It would be churlish not at least to try something that, according to its accompanying literature, can lead to "dramatic improvement in a wide range of conditions such as back pain, neck pain, insomnia, depression, fatigue, digestive problems, weight loss and allergies".
That's a lot of improvement. And so, at home, after a long day at work, and with a strong sense of fatigue and a slightly achy back, I lower my bare torso onto a bed of nails.
And guess what – it bloody hurts. The bed is in fact a thin foam mat large enough to support the back. In place of nails, 230 hard plastic buttons support a total of 6,210 tiny spikes. They couldn't be hammered into wood and don't glint menacingly in the light, but they're really, really sharp. Imagine lying on a table studded with a thousand plastic forks, their prongs sharpened with a file.
But why would you? The Shakti Mat is the brainchild of a bearded young Swedish chap with a ponytail, called Om Mokshananda. Cursory Googling reveals he was a juggler called Jonathan Hellbom before he found himself in the Himalayan foothills and became a monk. He created the Shakti Mat "with a vision of wholeness and love" and "according to ancient Vedic science, where the ultimate goal is the union of mind, body and spirit in order to promote a long, healthy life, filled with joy".
Attempts to learn more about Mokshananda's vision are thwarted when Rose-Marie Sorokin, who has started importing the mats to Britain and selling them at Shaktimat.co.uk, says the monk is "on a retreat and isn't taking any calls or emails". Of course he isn't. Not a problem, though, because Sorokin is herself a pilates and yoga teacher. She discovered the Shakti Mat when a Swedish friend recommended it. "If I've had a busy day I use it for up to an hour and feel very calm and relaxed," she says. "If I have any tension in my neck or back it will just melt away, and often I'll fall asleep."
Back in my sitting room, my flatmate looks on bemused as I groan on the coffee table a few seconds after lowering my back onto the mat with all the enthusiasm of a burns victim getting into a hot bath. "Initially... contact with the plastic points may be experienced as a little painful," the instructions read. "But this will fade and be replaced by a comfortable heat when the circulation of the blood increases." Sorokin reckons this will take three or four minutes. After approximately 35 seconds, the heat has built up, as advertised, but the pain only builds with it and soon becomes unbearable. I can't decide if it would be more comfortable to be lowered into a poultry-plucking machine or throw myself down a slide lined with sandpaper.

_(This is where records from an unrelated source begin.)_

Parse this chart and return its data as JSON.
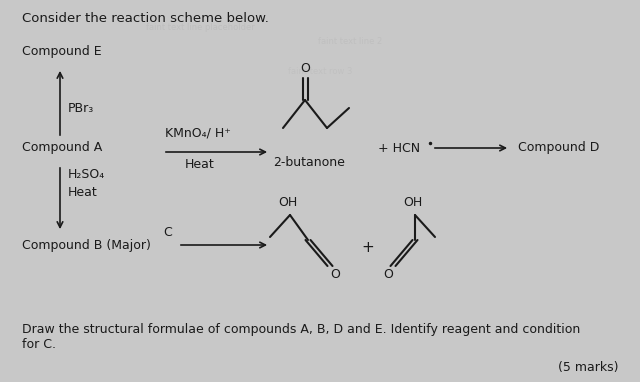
{
  "background_color": "#c8c8c8",
  "title": "Consider the reaction scheme below.",
  "text_color": "#1a1a1a",
  "arrow_color": "#1a1a1a",
  "compound_e_label": "Compound E",
  "compound_a_label": "Compound A",
  "compound_b_label": "Compound B (Major)",
  "compound_d_label": "Compound D",
  "pbr3_label": "PBr₃",
  "kmno4_label": "KMnO₄/ H⁺",
  "heat1_label": "Heat",
  "h2so4_label": "H₂SO₄",
  "heat2_label": "Heat",
  "c_label": "C",
  "butanone_label": "2-butanone",
  "hcn_label": "+ HCN",
  "plus_label": "+",
  "bottom_text1": "Draw the structural formulae of compounds A, B, D and E. Identify reagent and condition",
  "bottom_text2": "for C.",
  "marks_text": "(5 marks)"
}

In the eyes of all but the 300,000 yoga enthusiasts who have bought the Shakti mat (yours for £63), the contemporary bed of nails is the preserve of macho circus performers, and also physics lecturers: if packed densely enough, individual nails or spikes exert a force on the skin that is small enough not to break it. To ram that theory home, an assistant sometimes applies a sledgehammer to a board placed over the prone participant.

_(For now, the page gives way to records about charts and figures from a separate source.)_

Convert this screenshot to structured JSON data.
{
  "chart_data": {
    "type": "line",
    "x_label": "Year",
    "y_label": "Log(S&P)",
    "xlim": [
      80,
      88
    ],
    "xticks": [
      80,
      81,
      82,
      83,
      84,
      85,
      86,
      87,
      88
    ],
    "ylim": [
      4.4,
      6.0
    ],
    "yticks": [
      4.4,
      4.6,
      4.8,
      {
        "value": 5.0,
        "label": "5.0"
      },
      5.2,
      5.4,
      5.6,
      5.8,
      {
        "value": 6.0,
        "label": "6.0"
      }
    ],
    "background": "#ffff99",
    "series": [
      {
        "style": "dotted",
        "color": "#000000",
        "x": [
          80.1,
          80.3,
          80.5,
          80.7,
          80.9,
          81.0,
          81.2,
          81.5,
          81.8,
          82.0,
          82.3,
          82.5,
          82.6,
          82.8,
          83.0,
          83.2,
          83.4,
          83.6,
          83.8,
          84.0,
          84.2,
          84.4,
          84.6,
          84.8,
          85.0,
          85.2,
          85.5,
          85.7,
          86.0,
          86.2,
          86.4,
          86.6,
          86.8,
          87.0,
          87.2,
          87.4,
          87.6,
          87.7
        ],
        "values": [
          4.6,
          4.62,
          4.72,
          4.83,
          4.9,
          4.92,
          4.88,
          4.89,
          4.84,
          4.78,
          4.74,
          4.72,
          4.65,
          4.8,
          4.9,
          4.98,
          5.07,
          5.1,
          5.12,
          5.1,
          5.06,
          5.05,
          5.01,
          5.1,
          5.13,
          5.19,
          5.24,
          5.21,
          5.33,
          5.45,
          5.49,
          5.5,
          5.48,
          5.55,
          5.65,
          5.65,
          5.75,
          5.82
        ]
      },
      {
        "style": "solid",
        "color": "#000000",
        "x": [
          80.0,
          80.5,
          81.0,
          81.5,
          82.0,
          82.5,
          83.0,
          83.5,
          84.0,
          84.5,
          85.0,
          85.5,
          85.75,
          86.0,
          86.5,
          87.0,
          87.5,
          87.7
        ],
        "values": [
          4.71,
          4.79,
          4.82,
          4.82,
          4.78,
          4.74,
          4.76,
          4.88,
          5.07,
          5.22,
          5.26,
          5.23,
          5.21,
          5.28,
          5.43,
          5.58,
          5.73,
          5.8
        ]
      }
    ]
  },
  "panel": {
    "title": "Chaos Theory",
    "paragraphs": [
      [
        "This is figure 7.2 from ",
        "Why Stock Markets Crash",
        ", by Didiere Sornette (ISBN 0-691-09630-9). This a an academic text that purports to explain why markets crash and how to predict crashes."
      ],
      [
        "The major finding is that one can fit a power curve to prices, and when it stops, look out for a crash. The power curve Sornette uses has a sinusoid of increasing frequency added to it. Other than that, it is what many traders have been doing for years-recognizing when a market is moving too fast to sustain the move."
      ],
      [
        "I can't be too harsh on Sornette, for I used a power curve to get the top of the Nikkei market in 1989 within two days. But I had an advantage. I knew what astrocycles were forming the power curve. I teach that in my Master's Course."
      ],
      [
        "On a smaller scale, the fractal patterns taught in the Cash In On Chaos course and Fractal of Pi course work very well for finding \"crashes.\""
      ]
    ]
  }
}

But the bed of nails has a longer history that might help explain why I appear to be torturing myself on my own coffee table. Sami tribespeople in Scandinavia apparently took naps on thorny juniper branches, while acupuncture, that other great spiky tradition, dates back to ancient China. Centuries ago, Hindu ascetics in India developed the traditional nails-in-wood arrangement. A photograph taken in 1907 by the British photographer Herbert Ponting shows a bearded yogi lounging on alarmingly well-spaced nails as if they were the piles of an oligarch's carpet.
Nail mat fans trace the device's resurgence to 1980s Russia, where a rubber mat studded with drawing pins found its way into pharmacies after reports that it relieved pain.
Scientists in Sweden are now examining the reported benefits of the Shakti treatment, but in the meantime there is scant empirical evidence for its effectiveness. Some suggest a release of endorphines triggered by pain leads to a feeling of well-being that may then lead to other benefits.
Whatever, it still hurts. I try adopting some of the other suggested positions. I lie on my front. Ow! I stick my face on it. Ow! Giving my bare bottom the nail treatment (I'm nothing if not game) triggers nothing more spiritual than a string of curses.
It may well be, I conclude, that beds of nails aren't meant for me. My only other brush with yoga, during a surfing trip to Brazil, ended when miscommunication led to a painfully stifled giggling fit. Sitting cross-legged in a beachside gazebo, the group's earnest instructor, whose forestial eyebrows were distracting enough, invited us to "feel the energy from the earth. Feeeeel it come through the floor and touch your cocks [he meant coccyx] and travel up your colon [spinal column, presumably]."
As I retreat to the soft embrace of my bedsheets, my back still hot and smarting, I fear that, in my case at least, Om Mokshananda's vision may also be lost in translation.